The University of Massachusetts Amherst Libraries will host an interactive sustainability event, “A Climate for Change: Research, Reflection and Action around Climate Change,” on Saturday, April 1 from 4-7 p.m. on the Lower Level of the W. E. B. Du Bois Library.
The event includes a Sustainability Showcase featuring a variety of campus-based sustainability initiatives, talks by UMass Amherst geosciences professors Julie Brigham-Grette and Robert DeConto, as well as the presentation of the libraries’ 2017 Sustainability Hero Award to state Rep. Solomon Goldstein-Rose and the awarding of first place prize for the Undergraduate Sustainability Research Award.
The event is free and open to the public. Refreshments will be served. Seating is limited.
The interactive Sustainability Showcase includes Divest UMass, UMass Climateers, Sustainable UMass, Eco-Reps, Sustainable Food and Farming and Student Farm Enterprise, Sustainability Curriculum Fellowship, Libraries’ Sustainability Fund, the Talking Truth project, Sustainability Projects Abroad, Northeast Climate Center, and the Wind Energy Center.
The UMass Amherst Libraries’ Special Collections and University Archives will share information about their environmental, anti-nuke, and alternative energy collections.
Additionally, the public is invited to take part in a reflective writing exercise where they can share their thoughts on climate change. These reflections will be added to the libraries’ archives.
Brigham-Grette is a professor of quaternary/glacial geology, arctic paleoenvironments, and department head of geosciences. She is also chair of the U.S. National Academy of Sciences’ Polar Research Board and was named a 2016 Fellow of the American Geophysical Union, an honor given to individual members “who have made exceptional scientific contributions and gained prominence in their respective fields of Earth and space sciences.”

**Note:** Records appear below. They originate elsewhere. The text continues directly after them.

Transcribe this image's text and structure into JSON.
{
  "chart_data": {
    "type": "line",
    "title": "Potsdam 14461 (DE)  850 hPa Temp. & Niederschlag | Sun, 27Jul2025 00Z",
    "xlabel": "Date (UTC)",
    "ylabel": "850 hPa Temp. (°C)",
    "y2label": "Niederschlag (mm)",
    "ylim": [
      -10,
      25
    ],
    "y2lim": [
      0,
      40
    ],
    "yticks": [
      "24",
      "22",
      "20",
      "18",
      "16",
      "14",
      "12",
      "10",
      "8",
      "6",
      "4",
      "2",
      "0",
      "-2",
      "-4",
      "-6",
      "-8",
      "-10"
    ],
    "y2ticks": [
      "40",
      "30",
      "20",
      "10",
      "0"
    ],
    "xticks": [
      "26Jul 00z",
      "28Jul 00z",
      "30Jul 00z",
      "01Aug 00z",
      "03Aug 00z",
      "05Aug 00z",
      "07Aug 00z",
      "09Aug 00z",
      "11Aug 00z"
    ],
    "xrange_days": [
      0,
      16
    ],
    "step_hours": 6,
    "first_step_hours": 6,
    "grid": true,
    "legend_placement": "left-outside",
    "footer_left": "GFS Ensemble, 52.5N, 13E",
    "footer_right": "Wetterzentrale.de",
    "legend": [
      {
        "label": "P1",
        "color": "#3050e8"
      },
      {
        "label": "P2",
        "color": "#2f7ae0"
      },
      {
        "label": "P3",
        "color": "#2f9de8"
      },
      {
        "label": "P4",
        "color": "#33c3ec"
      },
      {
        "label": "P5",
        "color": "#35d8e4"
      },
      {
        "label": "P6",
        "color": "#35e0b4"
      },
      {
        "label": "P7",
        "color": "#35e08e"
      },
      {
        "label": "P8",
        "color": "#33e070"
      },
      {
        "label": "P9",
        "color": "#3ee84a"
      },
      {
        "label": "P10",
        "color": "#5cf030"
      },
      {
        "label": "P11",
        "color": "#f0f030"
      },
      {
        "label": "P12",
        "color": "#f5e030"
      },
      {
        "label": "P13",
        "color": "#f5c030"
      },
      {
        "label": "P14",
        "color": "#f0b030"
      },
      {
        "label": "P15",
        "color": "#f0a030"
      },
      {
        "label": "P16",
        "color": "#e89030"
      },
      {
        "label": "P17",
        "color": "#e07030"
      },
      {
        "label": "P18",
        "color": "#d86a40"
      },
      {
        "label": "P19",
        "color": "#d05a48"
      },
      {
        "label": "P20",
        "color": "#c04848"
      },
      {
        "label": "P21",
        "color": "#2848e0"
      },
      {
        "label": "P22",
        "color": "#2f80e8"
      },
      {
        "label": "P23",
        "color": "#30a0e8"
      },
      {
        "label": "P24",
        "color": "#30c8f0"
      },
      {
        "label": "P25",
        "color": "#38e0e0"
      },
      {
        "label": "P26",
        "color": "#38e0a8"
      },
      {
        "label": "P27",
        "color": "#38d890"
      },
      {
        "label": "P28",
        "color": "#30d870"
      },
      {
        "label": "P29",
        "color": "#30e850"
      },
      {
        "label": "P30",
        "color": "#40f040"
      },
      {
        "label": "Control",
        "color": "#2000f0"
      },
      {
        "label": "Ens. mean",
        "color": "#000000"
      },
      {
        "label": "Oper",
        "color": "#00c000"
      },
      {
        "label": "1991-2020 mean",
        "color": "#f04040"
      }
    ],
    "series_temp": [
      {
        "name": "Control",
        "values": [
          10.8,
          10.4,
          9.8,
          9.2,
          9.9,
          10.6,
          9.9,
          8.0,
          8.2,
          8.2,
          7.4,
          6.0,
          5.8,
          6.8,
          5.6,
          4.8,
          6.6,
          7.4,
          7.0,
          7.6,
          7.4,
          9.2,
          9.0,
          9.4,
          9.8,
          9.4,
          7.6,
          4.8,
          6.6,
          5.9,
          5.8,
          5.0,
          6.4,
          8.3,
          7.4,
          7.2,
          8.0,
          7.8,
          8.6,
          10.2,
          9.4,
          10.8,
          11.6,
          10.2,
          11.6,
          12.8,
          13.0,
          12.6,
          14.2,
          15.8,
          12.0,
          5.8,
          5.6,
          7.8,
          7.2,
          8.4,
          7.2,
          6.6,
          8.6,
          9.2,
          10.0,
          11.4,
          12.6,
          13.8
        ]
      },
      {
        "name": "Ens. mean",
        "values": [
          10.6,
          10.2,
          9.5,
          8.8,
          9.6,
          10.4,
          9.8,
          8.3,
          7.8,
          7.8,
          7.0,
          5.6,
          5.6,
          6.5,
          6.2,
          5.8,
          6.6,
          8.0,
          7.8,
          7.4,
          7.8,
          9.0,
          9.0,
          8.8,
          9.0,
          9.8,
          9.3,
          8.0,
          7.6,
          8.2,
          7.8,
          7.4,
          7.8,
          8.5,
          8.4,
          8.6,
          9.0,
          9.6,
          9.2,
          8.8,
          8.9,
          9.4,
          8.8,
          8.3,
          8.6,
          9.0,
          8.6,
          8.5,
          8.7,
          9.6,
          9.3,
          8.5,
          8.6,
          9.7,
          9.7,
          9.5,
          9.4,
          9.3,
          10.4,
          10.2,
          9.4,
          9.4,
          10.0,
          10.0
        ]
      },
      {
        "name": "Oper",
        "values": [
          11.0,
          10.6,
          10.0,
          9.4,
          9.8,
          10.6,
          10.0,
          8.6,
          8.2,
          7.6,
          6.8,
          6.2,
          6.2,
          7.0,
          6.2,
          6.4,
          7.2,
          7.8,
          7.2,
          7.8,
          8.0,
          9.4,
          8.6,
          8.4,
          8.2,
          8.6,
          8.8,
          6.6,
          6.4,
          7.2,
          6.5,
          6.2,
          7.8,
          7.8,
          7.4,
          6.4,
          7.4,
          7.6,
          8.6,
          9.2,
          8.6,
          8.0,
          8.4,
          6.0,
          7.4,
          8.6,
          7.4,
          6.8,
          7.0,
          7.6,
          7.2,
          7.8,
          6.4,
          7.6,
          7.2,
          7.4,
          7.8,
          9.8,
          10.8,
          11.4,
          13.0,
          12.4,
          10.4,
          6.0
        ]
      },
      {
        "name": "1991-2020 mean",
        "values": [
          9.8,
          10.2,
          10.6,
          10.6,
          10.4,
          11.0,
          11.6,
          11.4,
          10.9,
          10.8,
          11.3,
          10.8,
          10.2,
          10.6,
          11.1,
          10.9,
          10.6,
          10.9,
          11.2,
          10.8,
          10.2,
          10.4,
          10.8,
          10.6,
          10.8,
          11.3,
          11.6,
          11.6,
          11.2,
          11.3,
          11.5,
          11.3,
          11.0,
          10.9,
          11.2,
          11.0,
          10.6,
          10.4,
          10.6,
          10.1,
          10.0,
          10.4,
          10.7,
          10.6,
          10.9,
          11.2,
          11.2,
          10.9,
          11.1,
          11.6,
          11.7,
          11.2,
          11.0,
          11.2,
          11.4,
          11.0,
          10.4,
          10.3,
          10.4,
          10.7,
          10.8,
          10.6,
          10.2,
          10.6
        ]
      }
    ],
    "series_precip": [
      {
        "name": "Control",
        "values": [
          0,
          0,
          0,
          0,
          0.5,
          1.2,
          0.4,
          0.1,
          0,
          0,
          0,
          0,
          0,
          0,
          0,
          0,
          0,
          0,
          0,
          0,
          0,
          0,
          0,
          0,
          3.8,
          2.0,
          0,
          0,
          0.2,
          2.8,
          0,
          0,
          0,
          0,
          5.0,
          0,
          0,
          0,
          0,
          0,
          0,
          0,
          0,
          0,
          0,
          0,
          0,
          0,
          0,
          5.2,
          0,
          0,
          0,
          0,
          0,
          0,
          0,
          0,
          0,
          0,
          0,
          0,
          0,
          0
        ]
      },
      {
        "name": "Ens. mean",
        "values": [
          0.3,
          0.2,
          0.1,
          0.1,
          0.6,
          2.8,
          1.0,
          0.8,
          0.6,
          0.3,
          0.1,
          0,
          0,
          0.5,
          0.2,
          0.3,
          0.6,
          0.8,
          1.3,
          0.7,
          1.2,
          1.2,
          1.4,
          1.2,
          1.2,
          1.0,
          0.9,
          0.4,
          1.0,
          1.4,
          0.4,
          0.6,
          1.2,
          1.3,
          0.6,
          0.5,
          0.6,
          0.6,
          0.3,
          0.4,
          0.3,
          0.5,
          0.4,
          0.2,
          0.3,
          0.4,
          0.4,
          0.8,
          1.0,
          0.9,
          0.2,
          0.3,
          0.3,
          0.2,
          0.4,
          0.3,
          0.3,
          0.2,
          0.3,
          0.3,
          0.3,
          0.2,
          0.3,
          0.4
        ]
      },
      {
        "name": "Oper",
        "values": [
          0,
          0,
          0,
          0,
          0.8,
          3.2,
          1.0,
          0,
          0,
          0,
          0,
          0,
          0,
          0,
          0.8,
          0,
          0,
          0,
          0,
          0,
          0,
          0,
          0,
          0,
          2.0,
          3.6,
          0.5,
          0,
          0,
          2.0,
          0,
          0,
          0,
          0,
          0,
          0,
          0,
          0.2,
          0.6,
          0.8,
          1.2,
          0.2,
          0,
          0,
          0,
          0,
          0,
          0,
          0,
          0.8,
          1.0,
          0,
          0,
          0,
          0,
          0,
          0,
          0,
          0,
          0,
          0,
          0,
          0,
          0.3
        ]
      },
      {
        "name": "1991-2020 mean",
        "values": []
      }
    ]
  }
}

Her research focuses on the chronology of geologic systems that record the climate evolution and sea level history of the Arctic over the past 3.5 million years and on documenting the global context of ancient environmental change across the Bering Land Bridge, that area of the western Arctic from Alaska and the Yukon into northeastern Russia and adjacent marginal seas.
Robert DeConto, professor of climatology, department of geosciences, is one of the world’s leading experts on polar climates, ice sheets and sea-level rise. He is the winner of the 2016 Tinker-Muse Prize for Science and Policy in Antarctica. The recognition comes for his outstanding work on past and future Antarctic climate and for research integrating geological data with modeling to reveal likely consequences for future sea level rise from ice sheet melt. The prize includes a $100,000 award and is given to “an individual in the fields of Antarctic science and/or policy who has demonstrated potential for sustained and significant contributions that will enhance the understanding and/or preservation of Antarctica.”
DeConto and co-author David Pollard’s March 2016 paper in Nature, “Contribution of Antarctica to past and future sea-level rise,” was named the most featured climate change paper in the media last year as reported by Carbonbrief.org. The research paper was featured in 386 news stories and was covered by outlets such as the BBC, Guardian, Huffington Post, New York Times, Washington Post, and The New Yorker.
Massachusetts state Rep. Solomon Goldstein-Rose, Third Hampshire District, will be presented with the libraries’ 2017 Sustainability Hero Award. Golstein-Rose took over the seat vacated by retired state Rep. Ellen Story. One of the youngest state legislators in the country, he is an advocate for system change, particularly on education and clean energy, and a resource for constituent service, internship opportunities and political activism.
The first-place winner of the Undergraduate Sustainability Research Award will also be honored. This annual scholarship promotes in-depth understanding of sustainability topics, research strategies and the use of library resources.